Unas pisadas que se alejaban. Voces indistinguibles de fondo. Oí a Abby cambiar de postura en el sofá. Luego, la voz incrédula de Spurrier.
—Espere. No sabe usted lo que…
—Sé muy bien lo que hago, cabrón. —era la voz de Pat Harvey, cada vez más alta—. Te llevaste a mi hija al bosque.
—No sé de qué…
—¡No lo hagas, Pat!
Una pausa.
—¿Abby? Oh, Dios mío.
—Pat. No lo hagas, Pat. —la voz de Abby estaba deformada por el miedo. Luego, se oyó el ruido de algo que caía sobre el sofá—. ¡Apártese de mí!
Un tumulto, una respiración jadeante, Abby que grita «¡Basta, basta!» y, enseguida, lo que sonó como la detonación de una pistola de juguete.
Y otra más. Y otra.
Silencio.
Un rumor de pisadas, cada vez más cercanas. Se detuvieron.
—¿Abby?
Una pausa.
—No te mueras, por favor. Abby… —la voz de Pat Harvey temblaba tanto que a duras penas pude entender qué decía.
Marino cogió la grabadora, la paró y volvió a meterla en la bolsa de plástico mientras yo lo contemplaba en estado de shock.
La mañana del sábado en que se celebró el entierro de Abby, esperé hasta que la multitud empezó a dispersarse y entonces eché a andar por un sendero sombreado por robles y magnolias. Bajo el tibio sol de primavera, los cerezos silvestres ardían en blanco y fucsia.

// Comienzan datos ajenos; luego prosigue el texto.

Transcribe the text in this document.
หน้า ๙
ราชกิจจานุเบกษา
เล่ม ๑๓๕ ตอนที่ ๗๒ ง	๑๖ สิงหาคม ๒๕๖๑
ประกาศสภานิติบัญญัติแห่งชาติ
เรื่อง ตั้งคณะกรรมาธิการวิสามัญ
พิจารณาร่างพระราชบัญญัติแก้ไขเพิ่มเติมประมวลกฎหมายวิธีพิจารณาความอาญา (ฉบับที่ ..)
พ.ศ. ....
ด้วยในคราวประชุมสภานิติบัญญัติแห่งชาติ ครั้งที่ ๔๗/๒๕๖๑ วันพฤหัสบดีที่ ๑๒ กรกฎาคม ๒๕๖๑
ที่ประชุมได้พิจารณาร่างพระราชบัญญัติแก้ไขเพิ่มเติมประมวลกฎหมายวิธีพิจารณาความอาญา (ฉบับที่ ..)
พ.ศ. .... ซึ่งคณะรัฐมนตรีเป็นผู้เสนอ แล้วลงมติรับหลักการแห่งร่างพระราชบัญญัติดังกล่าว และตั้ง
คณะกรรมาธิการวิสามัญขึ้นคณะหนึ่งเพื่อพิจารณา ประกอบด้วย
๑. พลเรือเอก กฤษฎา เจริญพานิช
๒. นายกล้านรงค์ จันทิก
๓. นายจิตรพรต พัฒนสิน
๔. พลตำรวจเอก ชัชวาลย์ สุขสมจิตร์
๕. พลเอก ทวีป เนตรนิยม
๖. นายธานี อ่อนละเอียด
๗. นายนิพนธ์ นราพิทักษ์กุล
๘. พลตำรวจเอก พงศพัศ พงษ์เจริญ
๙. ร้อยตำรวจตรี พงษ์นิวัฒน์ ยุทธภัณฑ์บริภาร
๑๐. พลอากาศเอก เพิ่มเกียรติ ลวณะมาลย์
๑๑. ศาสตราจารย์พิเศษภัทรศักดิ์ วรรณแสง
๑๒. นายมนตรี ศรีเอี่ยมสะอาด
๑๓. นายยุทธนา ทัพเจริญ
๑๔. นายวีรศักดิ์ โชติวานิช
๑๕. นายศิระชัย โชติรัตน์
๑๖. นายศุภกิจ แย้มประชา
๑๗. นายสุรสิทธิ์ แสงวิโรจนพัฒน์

La asistencia al entierro no había sido muy numerosa. Conocí a algunos de los antiguos colegas que Abby había dejado en Richmond y traté de consolar a sus padres.
Marino estuvo presente, y también Mark, que me abrazó con fuerza y se marchó tras prometerme que luego vendría a casa. Tenía que hablar con Benton Wesley, pero antes quería unos instantes de soledad.

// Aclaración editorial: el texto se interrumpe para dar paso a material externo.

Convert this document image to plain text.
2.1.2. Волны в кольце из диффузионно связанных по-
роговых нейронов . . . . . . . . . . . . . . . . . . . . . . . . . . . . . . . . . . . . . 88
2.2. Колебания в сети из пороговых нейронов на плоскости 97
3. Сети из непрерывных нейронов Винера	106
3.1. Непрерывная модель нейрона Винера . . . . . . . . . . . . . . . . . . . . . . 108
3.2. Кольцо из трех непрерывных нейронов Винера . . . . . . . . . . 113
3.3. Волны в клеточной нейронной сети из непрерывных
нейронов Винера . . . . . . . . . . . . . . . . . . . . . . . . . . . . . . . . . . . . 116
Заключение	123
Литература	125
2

El cementerio Hollywood era la más formidable ciudad para los muertos que existía en Richmond, unas veinte hectáreas de terreno ondulado al norte del río James, con abundancia de colinas, arroyos y bosquecillos. Había calles sinuosas, provistas de pavimento, rótulos con su nombre y señales de tráfico que limitaban la velocidad, y las laderas de hierba estaban llenas de obeliscos de granito, lápidas y ángeles de dolor, muchos de ellos con más de un siglo de antigüedad. Allí estaban enterrados los presidentes James Monroe y John Tyler, y Jefferson Davis, y el magnate del tabaco Lewis Ginter. Había una zona militar para los muertos de Gettysburg, y una parcela de césped de propiedad familiar donde habían sepultado a Abby junto a su hermana Henna.